Hailing from Oak Park, Illinois (with an artistic tradition all its own), Lane was encouraged in his aesthetic pursuits by his high achieving parents. But it was not until the 1990s that Lane seriously devoted himself to ceramics. After, in a much retold anecdote, a trip to a Miami ceramics flea market, he was inspired to take a pottery class in 1994 and was hooked.
Lane’s work fuses the functional with the fine. His oeuvre boasts a wide breadth of small pottery tableware, furniture, fireplace surrounds, and monumental wall installations. In this way, Lane was heavily influenced by his experiences making ceramics in Japan early in his career. Noting that artists there see little difference between the practical and the decorative, he has taken this ideal to heart.
The key to this diversity of production is Lane’s process. With an intimate knowledge of the behavior of his clay, Lane is able to adjust his methods to precision for every project. It is this ability to adapt to the project at hand which has made him the ceramics rock star of designers such as Chahan Minassian and Peter Marino as well as gallerists from Los Angeles to Paris.
Lane has even experimented with creating interiors of his very own. A fixture at art fairs such as Collective Design, Lane has exhibited impressive booths—ones which surround his practical design pieces with walls made completely of his singular ceramic panels. What Lane is going for here is more than an aesthetic, it’s an atmosphere. He pushes for his works to have a monumental scale and feel, enveloping the viewer better than any one wall piece could.
Keenly aware of his pieces’ technical challenges, Lane develops each of them pragmatically, at least at first. Beginning with a solid plan and drawing for each commission, he lets fly when it comes to forming the clay. Calling the process “performative,” Lane uses all manner of tools, not least of which his hands, to shape the clay spontaneously. After forming the clay according to the ideal of the moment, Lane applies any one of a palette of colorful glazes, including ones based on metals such as cobalt and bronze, that give his ceramics a uniquely metallic look.

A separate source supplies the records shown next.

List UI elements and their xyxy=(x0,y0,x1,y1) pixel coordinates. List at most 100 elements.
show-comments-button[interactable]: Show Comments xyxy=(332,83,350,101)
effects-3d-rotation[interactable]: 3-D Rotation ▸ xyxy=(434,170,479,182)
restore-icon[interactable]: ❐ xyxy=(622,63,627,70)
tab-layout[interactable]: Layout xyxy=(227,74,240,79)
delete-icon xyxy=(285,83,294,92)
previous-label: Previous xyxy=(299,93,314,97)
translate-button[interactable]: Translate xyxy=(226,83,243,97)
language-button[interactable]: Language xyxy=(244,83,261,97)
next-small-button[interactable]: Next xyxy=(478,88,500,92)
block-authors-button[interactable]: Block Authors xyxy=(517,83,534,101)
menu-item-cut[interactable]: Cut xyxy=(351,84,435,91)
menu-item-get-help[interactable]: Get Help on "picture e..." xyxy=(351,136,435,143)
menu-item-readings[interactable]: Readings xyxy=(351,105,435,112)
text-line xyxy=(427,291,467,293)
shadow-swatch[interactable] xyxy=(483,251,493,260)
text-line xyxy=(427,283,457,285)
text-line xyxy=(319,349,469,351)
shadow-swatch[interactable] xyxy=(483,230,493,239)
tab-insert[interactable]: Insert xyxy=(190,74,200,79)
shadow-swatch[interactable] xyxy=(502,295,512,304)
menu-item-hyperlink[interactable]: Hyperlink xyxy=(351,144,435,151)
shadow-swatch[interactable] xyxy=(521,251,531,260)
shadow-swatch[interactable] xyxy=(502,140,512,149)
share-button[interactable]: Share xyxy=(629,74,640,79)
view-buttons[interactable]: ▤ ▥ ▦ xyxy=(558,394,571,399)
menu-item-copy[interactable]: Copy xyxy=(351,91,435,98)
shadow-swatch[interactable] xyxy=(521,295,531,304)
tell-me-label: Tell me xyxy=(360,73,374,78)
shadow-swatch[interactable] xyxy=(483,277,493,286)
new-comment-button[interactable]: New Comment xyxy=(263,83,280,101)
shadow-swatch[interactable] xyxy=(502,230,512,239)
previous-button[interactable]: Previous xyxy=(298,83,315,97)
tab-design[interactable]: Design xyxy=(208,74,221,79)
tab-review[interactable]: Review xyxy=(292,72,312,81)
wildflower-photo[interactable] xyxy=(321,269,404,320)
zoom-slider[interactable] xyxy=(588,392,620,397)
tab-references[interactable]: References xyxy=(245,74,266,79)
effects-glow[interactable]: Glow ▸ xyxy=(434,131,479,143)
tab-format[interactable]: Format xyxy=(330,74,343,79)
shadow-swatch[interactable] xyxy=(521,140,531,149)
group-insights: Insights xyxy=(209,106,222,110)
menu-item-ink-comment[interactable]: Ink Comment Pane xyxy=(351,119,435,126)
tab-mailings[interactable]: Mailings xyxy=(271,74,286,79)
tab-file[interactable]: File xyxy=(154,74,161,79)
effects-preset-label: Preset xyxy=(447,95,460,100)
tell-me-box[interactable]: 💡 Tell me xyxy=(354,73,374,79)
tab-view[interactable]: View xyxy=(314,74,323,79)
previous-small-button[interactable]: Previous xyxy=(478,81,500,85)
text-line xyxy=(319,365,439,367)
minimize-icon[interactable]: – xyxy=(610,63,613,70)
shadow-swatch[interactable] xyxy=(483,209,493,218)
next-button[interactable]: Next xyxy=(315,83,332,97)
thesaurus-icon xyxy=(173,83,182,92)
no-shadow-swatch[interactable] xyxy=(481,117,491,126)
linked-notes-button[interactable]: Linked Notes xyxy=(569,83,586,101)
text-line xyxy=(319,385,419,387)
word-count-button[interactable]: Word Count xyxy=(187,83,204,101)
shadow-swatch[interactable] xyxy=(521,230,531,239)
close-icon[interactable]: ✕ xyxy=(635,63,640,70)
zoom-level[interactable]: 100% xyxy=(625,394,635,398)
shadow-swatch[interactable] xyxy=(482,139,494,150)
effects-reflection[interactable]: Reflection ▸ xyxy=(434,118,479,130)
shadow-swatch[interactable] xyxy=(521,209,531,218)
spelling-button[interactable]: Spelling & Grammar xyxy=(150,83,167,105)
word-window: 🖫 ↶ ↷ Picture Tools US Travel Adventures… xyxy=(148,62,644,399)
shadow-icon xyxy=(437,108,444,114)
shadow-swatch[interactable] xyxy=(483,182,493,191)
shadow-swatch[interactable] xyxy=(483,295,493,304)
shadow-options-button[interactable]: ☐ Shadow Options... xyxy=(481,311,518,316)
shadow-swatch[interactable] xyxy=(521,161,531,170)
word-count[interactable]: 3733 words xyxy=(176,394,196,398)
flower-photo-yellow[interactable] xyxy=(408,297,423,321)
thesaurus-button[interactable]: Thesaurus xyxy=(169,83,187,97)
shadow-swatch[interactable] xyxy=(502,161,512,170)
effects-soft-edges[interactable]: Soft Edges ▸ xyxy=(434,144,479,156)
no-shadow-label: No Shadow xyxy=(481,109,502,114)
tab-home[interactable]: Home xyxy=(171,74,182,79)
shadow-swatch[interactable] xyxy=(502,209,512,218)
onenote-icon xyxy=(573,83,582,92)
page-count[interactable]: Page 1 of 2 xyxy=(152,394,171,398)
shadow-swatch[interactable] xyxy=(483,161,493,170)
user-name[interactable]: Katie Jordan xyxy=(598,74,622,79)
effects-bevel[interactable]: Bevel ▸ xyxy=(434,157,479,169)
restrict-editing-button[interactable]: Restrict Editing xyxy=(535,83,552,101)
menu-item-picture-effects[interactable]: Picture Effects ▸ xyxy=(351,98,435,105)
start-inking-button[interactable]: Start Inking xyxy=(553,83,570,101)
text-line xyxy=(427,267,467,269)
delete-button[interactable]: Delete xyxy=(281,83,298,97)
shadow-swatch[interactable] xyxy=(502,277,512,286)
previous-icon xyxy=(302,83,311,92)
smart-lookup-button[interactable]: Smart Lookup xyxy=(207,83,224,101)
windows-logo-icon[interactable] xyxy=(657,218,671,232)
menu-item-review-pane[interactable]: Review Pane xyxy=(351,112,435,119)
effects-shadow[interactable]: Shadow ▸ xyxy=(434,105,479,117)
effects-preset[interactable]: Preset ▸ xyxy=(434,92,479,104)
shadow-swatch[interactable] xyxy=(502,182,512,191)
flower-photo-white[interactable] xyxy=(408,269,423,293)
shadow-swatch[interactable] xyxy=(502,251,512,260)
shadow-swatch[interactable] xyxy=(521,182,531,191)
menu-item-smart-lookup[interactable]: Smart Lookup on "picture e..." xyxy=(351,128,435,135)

The work of Peter Lane has found international repute and can be found in galleries, private collections, and museums the world over. In addition to his partnership with Minassian, Lane has shown in Los Angeles’ Gray Gallery, Southampton’s Jeff Lincoln Art + Design, and participated in a show at the Bass Museum of Art in Miami. Since 2009, the artist has had a piece in the permanent collection of the Musée des Arts Décoratifs in Paris.